あれ? そういえば王子さん、巨乳が好きなんじゃなかった?
「おい、馬鹿! な、何を言ってるんだ。お、俺はなあ、き、巨乳が好きなんだ! こ、こんな、こんな、まな板娘の胸を触るぐらいなら、自分の大胸筋を触る方がまだましだーっ!」
これまた、むかつく言い方ね。
ほんと、この王子クソだわ。
「無理しくさってぇ。ま、えーわ。で、今日は何の用事や」
「……今日はお前に聞きたいことがあってな」
王子は死霊の森の方を見た。死神も見る。
「あそこに死霊がいるのがわかるか?」
「ああ、ぎょーさんおんで」
「あいつら、俺を殺そうとしている」
「そら、難儀やな」
「で、お前のデスサイスだが、それって魂を刈ること出来るよな?」
「もちろんや。普段はこう、足下の影の薄いところをサクッと切って、魂をあの世に持ち帰るんや。影の薄いところやったら魂に傷はつかへんしな」
死神はまるで稲刈りをする農民のような仕草をしつつ、王子に説明した。
「もし、デスサイスで魂の足下以外を切りつけたらどうなる?」
死神は腕組みをして難しい顔をした。髑髏だから、あくまで雰囲気だけど。
「それなあ。
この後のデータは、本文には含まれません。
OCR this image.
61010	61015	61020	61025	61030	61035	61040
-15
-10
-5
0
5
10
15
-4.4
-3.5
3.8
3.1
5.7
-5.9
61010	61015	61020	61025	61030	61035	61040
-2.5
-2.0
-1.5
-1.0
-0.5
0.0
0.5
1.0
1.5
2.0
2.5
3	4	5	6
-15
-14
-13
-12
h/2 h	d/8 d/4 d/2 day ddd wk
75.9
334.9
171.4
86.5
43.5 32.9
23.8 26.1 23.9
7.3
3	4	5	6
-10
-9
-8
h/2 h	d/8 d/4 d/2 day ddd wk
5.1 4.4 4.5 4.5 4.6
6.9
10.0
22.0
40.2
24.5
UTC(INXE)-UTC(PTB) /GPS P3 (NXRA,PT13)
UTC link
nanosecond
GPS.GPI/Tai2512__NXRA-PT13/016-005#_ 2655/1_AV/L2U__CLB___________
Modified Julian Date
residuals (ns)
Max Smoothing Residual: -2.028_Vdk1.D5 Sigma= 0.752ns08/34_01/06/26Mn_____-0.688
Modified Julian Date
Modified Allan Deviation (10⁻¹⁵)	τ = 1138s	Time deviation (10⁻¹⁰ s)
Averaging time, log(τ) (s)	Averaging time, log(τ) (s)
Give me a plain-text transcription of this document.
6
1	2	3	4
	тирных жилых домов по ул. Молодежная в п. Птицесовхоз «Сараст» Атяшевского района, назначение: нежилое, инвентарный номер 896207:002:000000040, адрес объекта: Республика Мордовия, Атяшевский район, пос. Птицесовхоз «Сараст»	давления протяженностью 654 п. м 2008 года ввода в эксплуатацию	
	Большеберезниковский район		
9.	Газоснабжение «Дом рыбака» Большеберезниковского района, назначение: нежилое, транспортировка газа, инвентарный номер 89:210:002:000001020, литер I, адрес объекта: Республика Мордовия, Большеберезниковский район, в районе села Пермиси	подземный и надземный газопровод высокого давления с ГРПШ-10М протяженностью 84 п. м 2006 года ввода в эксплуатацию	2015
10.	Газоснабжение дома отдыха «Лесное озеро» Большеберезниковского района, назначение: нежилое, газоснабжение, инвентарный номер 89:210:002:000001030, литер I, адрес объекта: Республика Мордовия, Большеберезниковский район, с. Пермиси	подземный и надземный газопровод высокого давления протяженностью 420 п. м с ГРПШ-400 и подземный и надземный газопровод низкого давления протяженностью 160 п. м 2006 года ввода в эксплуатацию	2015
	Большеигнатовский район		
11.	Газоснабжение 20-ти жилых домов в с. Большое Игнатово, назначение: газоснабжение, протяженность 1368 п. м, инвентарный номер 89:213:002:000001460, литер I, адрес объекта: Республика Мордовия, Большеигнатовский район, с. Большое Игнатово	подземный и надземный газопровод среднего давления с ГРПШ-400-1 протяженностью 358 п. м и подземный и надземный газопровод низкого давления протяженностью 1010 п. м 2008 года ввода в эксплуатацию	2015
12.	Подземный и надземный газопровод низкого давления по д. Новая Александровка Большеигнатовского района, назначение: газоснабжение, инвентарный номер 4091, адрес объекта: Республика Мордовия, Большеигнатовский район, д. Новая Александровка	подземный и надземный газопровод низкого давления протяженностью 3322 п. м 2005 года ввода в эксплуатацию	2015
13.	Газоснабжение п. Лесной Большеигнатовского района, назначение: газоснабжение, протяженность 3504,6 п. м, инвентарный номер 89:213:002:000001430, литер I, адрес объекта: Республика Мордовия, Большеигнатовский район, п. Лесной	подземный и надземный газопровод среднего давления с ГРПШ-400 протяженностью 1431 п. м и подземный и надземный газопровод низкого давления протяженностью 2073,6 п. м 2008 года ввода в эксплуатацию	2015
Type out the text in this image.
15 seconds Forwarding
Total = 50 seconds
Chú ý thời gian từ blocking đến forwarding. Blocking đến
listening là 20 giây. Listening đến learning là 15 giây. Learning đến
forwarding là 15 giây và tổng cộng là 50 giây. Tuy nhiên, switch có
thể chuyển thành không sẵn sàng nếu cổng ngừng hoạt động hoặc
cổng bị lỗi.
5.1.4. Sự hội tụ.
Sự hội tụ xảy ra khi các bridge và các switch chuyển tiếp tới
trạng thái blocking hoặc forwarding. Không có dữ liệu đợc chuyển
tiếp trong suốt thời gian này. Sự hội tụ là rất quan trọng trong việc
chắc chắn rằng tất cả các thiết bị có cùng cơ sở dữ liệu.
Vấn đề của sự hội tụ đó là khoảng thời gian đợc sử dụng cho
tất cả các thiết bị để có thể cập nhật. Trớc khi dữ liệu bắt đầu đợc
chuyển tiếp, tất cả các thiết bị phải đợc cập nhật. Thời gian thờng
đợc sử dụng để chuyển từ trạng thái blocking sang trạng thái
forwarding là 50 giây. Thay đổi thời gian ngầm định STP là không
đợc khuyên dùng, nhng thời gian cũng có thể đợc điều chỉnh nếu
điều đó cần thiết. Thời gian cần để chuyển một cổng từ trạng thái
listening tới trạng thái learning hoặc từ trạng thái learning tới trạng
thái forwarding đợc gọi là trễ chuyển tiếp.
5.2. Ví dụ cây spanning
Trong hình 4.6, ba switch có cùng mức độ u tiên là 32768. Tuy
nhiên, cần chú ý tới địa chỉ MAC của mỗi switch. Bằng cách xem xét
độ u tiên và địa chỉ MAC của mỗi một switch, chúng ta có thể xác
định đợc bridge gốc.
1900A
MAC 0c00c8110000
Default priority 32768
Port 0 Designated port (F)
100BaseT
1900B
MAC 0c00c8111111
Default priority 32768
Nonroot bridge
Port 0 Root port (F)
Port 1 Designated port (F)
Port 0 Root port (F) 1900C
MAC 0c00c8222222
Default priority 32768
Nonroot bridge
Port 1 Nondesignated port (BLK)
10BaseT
デスサイスで足下以外、ていうか、影が薄いとこ以外斬ったら、魂怪我すんねんで。怪我させたら始末書もんや。当たり所悪かったら、魂消滅してまうんや。そうなったっら、死神免許取り消しやで。しゃれにならん」
その話を聞いて、王子が満面の笑みを浮かべた。
「そうか。魂消えるのか。なあ、死神。そのデスサイス、俺に貸してくれないか?」
「ええけど? 何に使うん?」
「ああ、あの死霊倒す」
死神がきょとん、とした。
「え? 本気?」
「本気」
私もきょとんとした。本気なの?
「うーん、ちょっと、待ってんか。貸してええのんかどうか、本部に聞かなわからへんわ」
そう言うと死神は闇の奥に消えていった。
「ねぇねぇ、王子さん、本当に死霊を倒すの?」
「ああ、死神からデスサイスを借りられたらな」
しばらくして、死神が帰ってきた。
「ああ、オッケーやで。異世界やから、何してもええらしい。ほれワイのスペアや」
死神がデスサイスを王子に渡した。
「スペア? なんでスペアなんだ? お前のじゃダメなのか?
「あー、ワイもな、やるんや。一度、魂切り刻んでみたかったんや」
そう言って、死神がデスサイスを構えた。
二人で死霊狩りやるわけね。
王子と死神はデスサイスを構えた。
「じゃあ、いくか」
「せやな」
二人は丸焦げになった死霊の森へ突入した。
死神は空中をひゅんひゅん飛び回り、デスサイスを振り回した。
王子は彼に群がってくる死霊を次々と切り刻む。
「ぎゃあ!」「痛てぇ!」「魂がちぎれる!」「うがああ」
死霊の断末魔が聞こえてきた。
「おらおらおら! どんだけでもかかってこい!」
「あーたまらん、魂斬るのって、気持ちええわー」
魂を斬るときの音って、初めて聞いたけど、シャリン、シャリンっていうのね。
もう、ずーっとシャリン、シャリンの音が鳴り響いているわ。
一時間くらいして、すべての死霊が倒されたみたい。
「あーさすがにしんどかったわ-」
「ああ、そうだな」
二人は満足げだ。
「しかし、今ひとつ魂を斬るのはつまらん。血も出なければ内蔵も飛び出ない。なんというか、こう、殺した感がないな」
「贅沢やなー。ワイは魂をザックザック切り刻めただけで満足やな。もとの世界やと違法行為やで、これ」
「そういやそうだ」
二人は顔を見合わせて笑い出した。
血も出なければ内蔵も飛び出ないからいまいちだって……。
この残虐王子。やっぱどこかおかしいよ。
でも、やっぱりそういうところに惹かれるかも……。
「ほな、王子、わし、帰るし」
「おう、手間かけたな」
「こちらこそ、えー経験させてもろたわ」
バイバーイと言って、死神は消えていった。
「おい、フレイア。ピラミッドに行くぞ」
「あ、はい」
なんでこいつが主導権握っているのよ、むかつく。